By Ross Moyo
Zimbabwe unveiled the gold-backed ZiG last year – its sixth attempt at creating a functioning local unit – and Wojciech Maliszewski, the IMF Mission Chief for Zimbabwe since 2023, said establishing it as a fully-fledged currency would be welcome after Zig proved to be a game changer “accounting for most transactions and moreso done electronically”.IMF was in Zimbabwe on a two weeks working visit which ended on 18 June raising eyebrows on how the Brettonwoods institution will hence forth “assist Zimbabwe on its Staff Monitored Program (SMP).”
“Looking at the current macroeconomic situation comparing it to what the country was when I started my assignment and before, its massive progress, significant progress,” he said.
Wojciech Maliszewski, said Zimbabwe’s economy has made significant progress with his International Monetary Fund supporting Zimbabwe’s economic progress representing a “regime change,” but declining to say if or when the Washington-based lender would grant Zimbabwe a staff-monitored program.

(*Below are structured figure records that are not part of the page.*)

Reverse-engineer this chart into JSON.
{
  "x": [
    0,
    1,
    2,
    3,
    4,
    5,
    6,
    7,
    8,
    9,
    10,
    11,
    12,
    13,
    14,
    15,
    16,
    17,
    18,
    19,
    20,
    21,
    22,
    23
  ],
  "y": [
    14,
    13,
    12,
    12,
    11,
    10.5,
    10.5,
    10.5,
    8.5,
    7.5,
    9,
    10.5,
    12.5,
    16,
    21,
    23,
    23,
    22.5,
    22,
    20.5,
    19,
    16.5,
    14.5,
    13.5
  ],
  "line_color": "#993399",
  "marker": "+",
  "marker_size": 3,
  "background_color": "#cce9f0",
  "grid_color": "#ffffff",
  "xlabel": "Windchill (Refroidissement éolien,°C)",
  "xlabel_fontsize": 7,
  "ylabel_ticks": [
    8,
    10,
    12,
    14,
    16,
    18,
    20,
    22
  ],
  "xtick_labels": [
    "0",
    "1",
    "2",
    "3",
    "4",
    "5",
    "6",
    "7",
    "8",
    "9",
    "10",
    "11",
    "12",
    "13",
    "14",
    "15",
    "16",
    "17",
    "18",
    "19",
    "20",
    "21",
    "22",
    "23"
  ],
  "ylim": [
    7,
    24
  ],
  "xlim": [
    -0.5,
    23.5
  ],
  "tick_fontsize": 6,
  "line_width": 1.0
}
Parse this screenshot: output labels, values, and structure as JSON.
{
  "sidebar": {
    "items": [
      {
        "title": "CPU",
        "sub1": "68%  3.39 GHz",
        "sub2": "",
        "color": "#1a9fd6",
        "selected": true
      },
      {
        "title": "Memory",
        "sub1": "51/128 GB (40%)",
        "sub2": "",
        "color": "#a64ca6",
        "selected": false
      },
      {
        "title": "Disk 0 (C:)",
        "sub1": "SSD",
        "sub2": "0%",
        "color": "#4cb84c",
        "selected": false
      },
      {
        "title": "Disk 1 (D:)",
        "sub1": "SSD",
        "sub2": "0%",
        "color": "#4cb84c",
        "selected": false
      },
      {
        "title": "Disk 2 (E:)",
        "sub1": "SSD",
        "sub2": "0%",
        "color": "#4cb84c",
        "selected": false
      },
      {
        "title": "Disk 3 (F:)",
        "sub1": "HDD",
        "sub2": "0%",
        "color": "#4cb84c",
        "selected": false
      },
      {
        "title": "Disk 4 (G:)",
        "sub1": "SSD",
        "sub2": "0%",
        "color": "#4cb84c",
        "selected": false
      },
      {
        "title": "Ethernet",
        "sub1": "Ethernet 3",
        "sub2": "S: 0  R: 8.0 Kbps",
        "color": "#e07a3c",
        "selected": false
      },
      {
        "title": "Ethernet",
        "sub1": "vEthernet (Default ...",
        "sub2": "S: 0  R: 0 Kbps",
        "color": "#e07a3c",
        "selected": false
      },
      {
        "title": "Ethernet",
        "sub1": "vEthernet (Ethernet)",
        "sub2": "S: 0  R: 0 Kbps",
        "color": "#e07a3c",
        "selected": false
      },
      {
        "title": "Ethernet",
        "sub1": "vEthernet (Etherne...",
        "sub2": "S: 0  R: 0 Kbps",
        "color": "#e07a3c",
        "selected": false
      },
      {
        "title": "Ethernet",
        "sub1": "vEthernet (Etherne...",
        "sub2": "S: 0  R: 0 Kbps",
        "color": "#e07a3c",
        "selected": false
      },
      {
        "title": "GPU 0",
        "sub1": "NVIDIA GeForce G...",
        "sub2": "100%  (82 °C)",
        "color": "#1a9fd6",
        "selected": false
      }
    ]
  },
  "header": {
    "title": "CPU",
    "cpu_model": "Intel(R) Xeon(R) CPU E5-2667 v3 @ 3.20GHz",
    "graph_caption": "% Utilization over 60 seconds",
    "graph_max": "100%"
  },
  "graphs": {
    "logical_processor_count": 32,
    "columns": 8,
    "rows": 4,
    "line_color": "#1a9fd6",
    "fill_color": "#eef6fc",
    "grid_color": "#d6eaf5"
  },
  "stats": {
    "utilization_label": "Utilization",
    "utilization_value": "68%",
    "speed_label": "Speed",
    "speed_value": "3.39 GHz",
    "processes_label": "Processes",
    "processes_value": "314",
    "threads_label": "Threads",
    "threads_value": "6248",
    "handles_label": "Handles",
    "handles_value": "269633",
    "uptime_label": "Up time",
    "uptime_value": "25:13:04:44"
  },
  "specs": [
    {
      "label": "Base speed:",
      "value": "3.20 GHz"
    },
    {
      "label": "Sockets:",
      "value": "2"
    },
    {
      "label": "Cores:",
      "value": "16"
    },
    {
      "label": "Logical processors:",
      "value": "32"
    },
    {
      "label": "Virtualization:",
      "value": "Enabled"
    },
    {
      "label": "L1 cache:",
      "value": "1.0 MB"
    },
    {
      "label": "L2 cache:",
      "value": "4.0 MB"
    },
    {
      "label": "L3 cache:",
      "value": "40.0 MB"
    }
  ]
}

The IMF official, Wojciech Maliszewski, visited the southern African nation to conduct a regular IMF economic health update, stating the conduct of the Reserve Bank of Zimbabwe (RBZ), vowed to stop printing money to finance the government which, is particularly impressive if implemented as RBZ former boss now Mutapa Investment Fund CEO Dr John Mangudya was on record of rebuking the late former President Robert Mugabe to whip his “government to live within it’s means,” a tradition he continued even under the Second Republic of President Emmerson Mnangagwa to live within it’s means and not over borrow from the apex bank, something his successor Governor John Mushayavanhu is emulating.
“The RBZ, holding liquidity positions tight, not providing monetary financing to the government. I think this is a regime shift,” he told Professor Mthuli Ncube Minister of Finance and Mutapa Investment Fund CEO Dr Mangudya in the capital, Harare, last week.
The IMF official however declined to be drawn on whether the IMF would accede to Zimbabwe’s request for a SMP. The informal process could lift confidence in the country and provide a stepping stone to restructuring a $21 billion debt pile that’s kept it locked out of global financial markets since it defaulted in 1999.
“What is most important for us at this stage is to make sure that when authorities enter the program, they will exit a successfully completed program,” he said. “This requires a lot of effort, a lot time from both us and the authorities on the other side.”
South Africa was asked for help by Zimbabwe in getting its debt reworked under the Group of 20 Common Framework, trying to revive an economy wracked by years of mismanagement that’s stoked hyperinflation and currency collapse.